J’halète, allongé sur mon lit, essayant de recouvrer une respiration à peu près normale. C’est la première fois que nous avons affaire à un vampire... ou plutôt une vampire, presque aussi dangereuse que belle par ailleurs ! Mais quand on y pense, il n’y a rien de naturel là-dedans. Un vampire a besoin d’ensorceler sa victime pour pouvoir doucement l’approcher, non ? Je l’ignore mais rien que cette réflexion m’enchante ! Une nouvelle espèce à découvrir, je m’en frotte les mains. Mon cœur s’emballe à la simple pensée d'imaginer tout ce que je pourrais découvrir sur cette femme. Je dois tout faire pour qu’elle s'acclimate à cet endroit. Qu'elle se sente suffisamment en sécurité pour qu’elle se dévoile. Le seul problème est que Patrick a merdé et, par conséquent, me place dans une situation plus qu’inconfortable. Me voilà seul. La moindre faute me sera directement fatale.
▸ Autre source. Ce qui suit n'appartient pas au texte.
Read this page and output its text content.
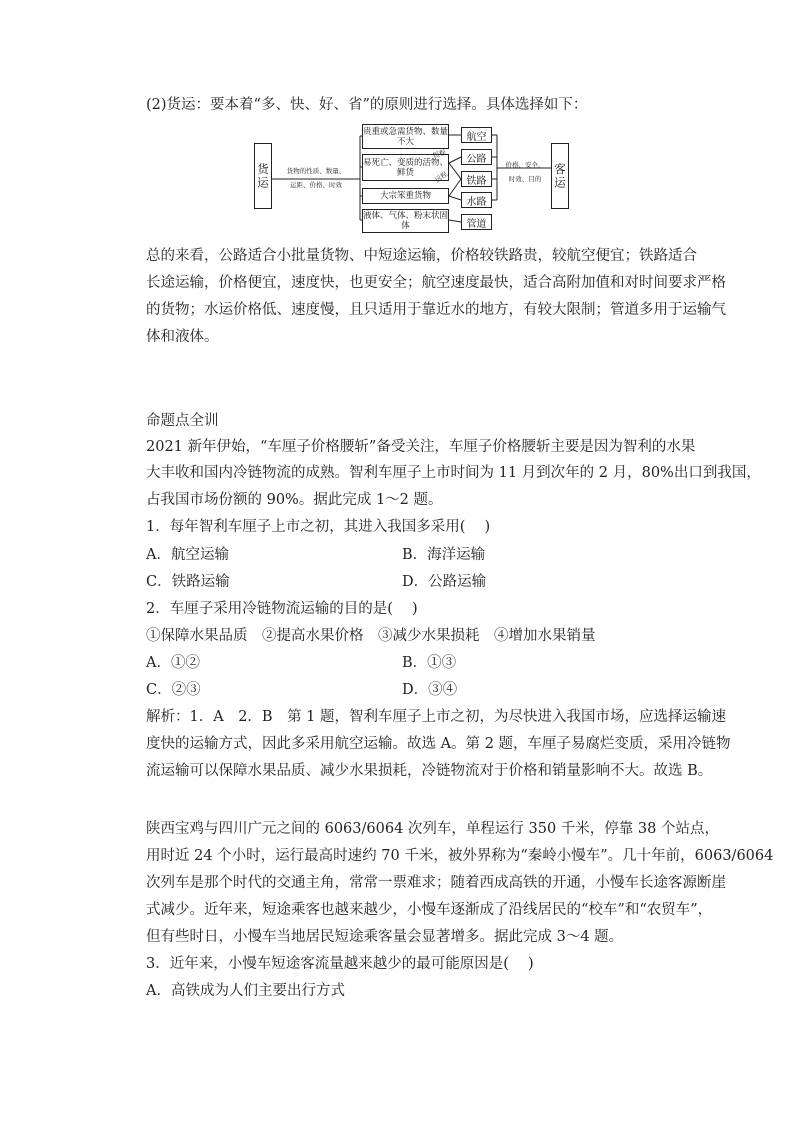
(2)货运：要本着“多、快、好、省”的原则进行选择。具体选择如下：
货运	货物的性质、数量、
运距、价格、时效
贵重或急需货物、数量不大
易死亡、变质的活物、鲜货
大宗笨重货物
液体、气体、粉末状固体
短程
远程
航空
公路
铁路
水路
管道
价格、安全、
时效、目的	客运
总的来看，公路适合小批量货物、中短途运输，价格较铁路贵，较航空便宜；铁路适合
长途运输，价格便宜，速度快，也更安全；航空速度最快，适合高附加值和对时间要求严格
的货物；水运价格低、速度慢，且只适用于靠近水的地方，有较大限制；管道多用于运输气
体和液体。
命题点全训
2021 新年伊始，“车厘子价格腰斩”备受关注，车厘子价格腰斩主要是因为智利的水果
大丰收和国内冷链物流的成熟。智利车厘子上市时间为 11 月到次年的 2 月，80%出口到我国，
占我国市场份额的 90%。据此完成 1～2 题。
1．每年智利车厘子上市之初，其进入我国多采用(　 )
A．航空运输	B．海洋运输
C．铁路运输	D．公路运输
2．车厘子采用冷链物流运输的目的是(　 )
①保障水果品质　②提高水果价格　③减少水果损耗　④增加水果销量
A．①②	B．①③
C．②③	D．③④
解析：1．A　2．B　第 1 题，智利车厘子上市之初，为尽快进入我国市场，应选择运输速
度快的运输方式，因此多采用航空运输。故选 A。第 2 题，车厘子易腐烂变质，采用冷链物
流运输可以保障水果品质、减少水果损耗，冷链物流对于价格和销量影响不大。故选 B。
陕西宝鸡与四川广元之间的 6063/6064 次列车，单程运行 350 千米，停靠 38 个站点，
用时近 24 个小时，运行最高时速约 70 千米，被外界称为“秦岭小慢车”。几十年前，6063/6064
次列车是那个时代的交通主角，常常一票难求；随着西成高铁的开通，小慢车长途客源断崖
式减少。近年来，短途乘客也越来越少，小慢车逐渐成了沿线居民的“校车”和“农贸车”，
但有些时日，小慢车当地居民短途乘客量会显著增多。据此完成 3～4 题。
3．近年来，小慢车短途客流量越来越少的最可能原因是(　 )
A．高铁成为人们主要出行方式
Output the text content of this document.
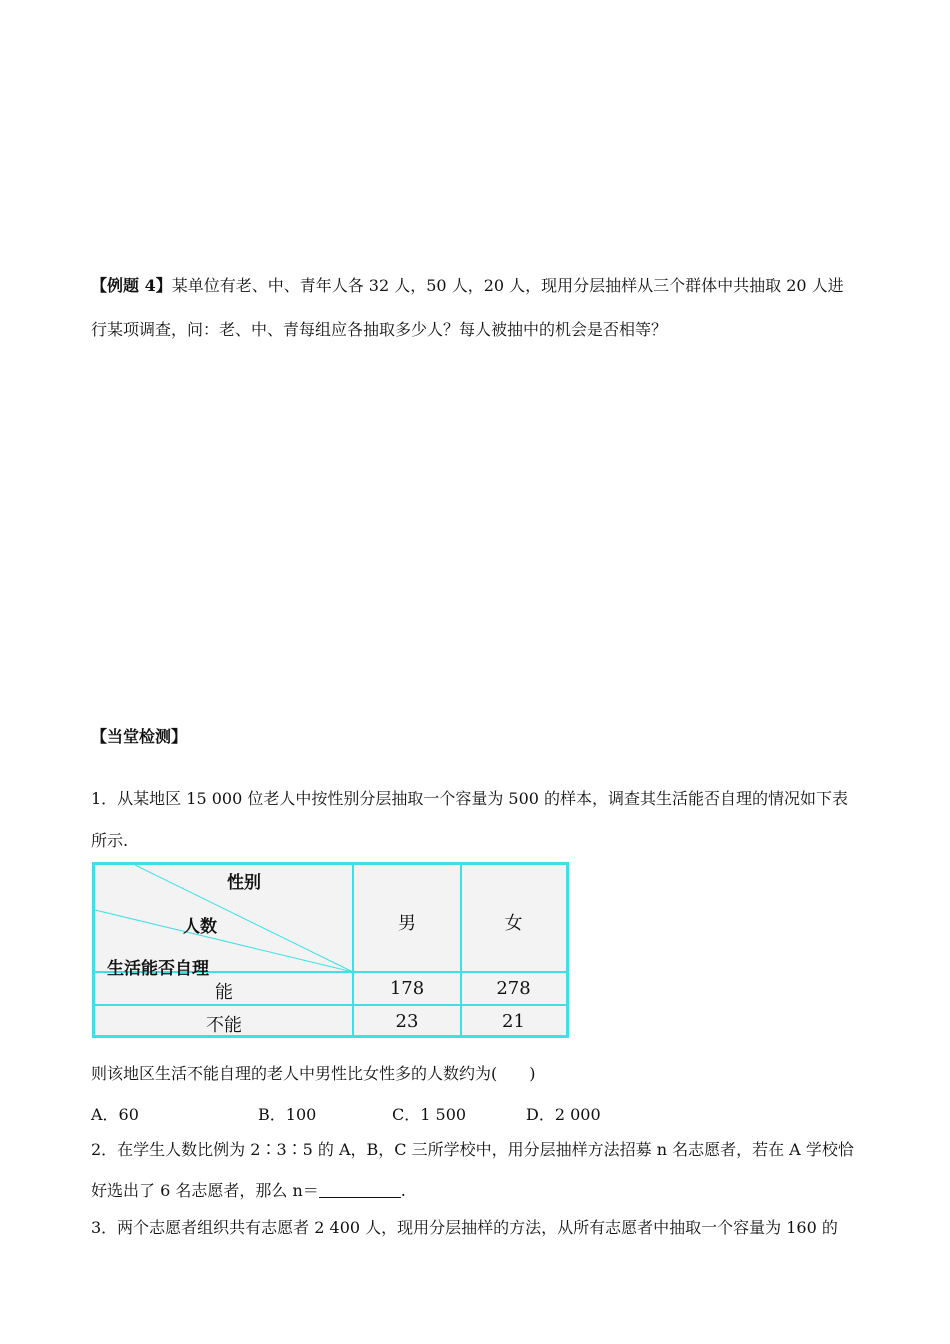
【例题 4】某单位有老、中、青年人各 32 人，50 人，20 人，现用分层抽样从三个群体中共抽取 20 人进
行某项调查，问：老、中、青每组应各抽取多少人？每人被抽中的机会是否相等？
【当堂检测】
1．从某地区 15 000 位老人中按性别分层抽取一个容量为 500 的样本，调查其生活能否自理的情况如下表
所示.
性别
人数
生活能否自理
男	女
能	178	278
不能	23	21
则该地区生活不能自理的老人中男性比女性多的人数约为(　　)
A．60	B．100	C．1 500	D．2 000
2．在学生人数比例为 2∶3∶5 的 A，B，C 三所学校中，用分层抽样方法招募 n 名志愿者，若在 A 学校恰
好选出了 6 名志愿者，那么 n＝	.
3．两个志愿者组织共有志愿者 2 400 人，现用分层抽样的方法，从所有志愿者中抽取一个容量为 160 的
 Je profite que Méjaï ne soit pas présente dans les locaux pour étudier son dossier. J’ai beau avoir fouiné dans ses analyses, son sang est vraiment particulier. Ses cellules se divisent tellement rapidement que même si on les sépare, elles se divisent jusqu’à reformer un tout. Ce n’est pas le premier cas d’autoguérison que je vois. Les êtres surnaturels sont plutôt bien placés pour ça. Vous avez les autoguérisons instantanées chez les hydres, les lycanthropes et les dragons. Bien que ces derniers se soient éteints il y a plusieurs siècles. Il y a aussi celles sous forme de magies, de sorts ou d’incantations, comme les fées, les sorcières et les gnomes. Chacun a une manière utile pour se régénérer.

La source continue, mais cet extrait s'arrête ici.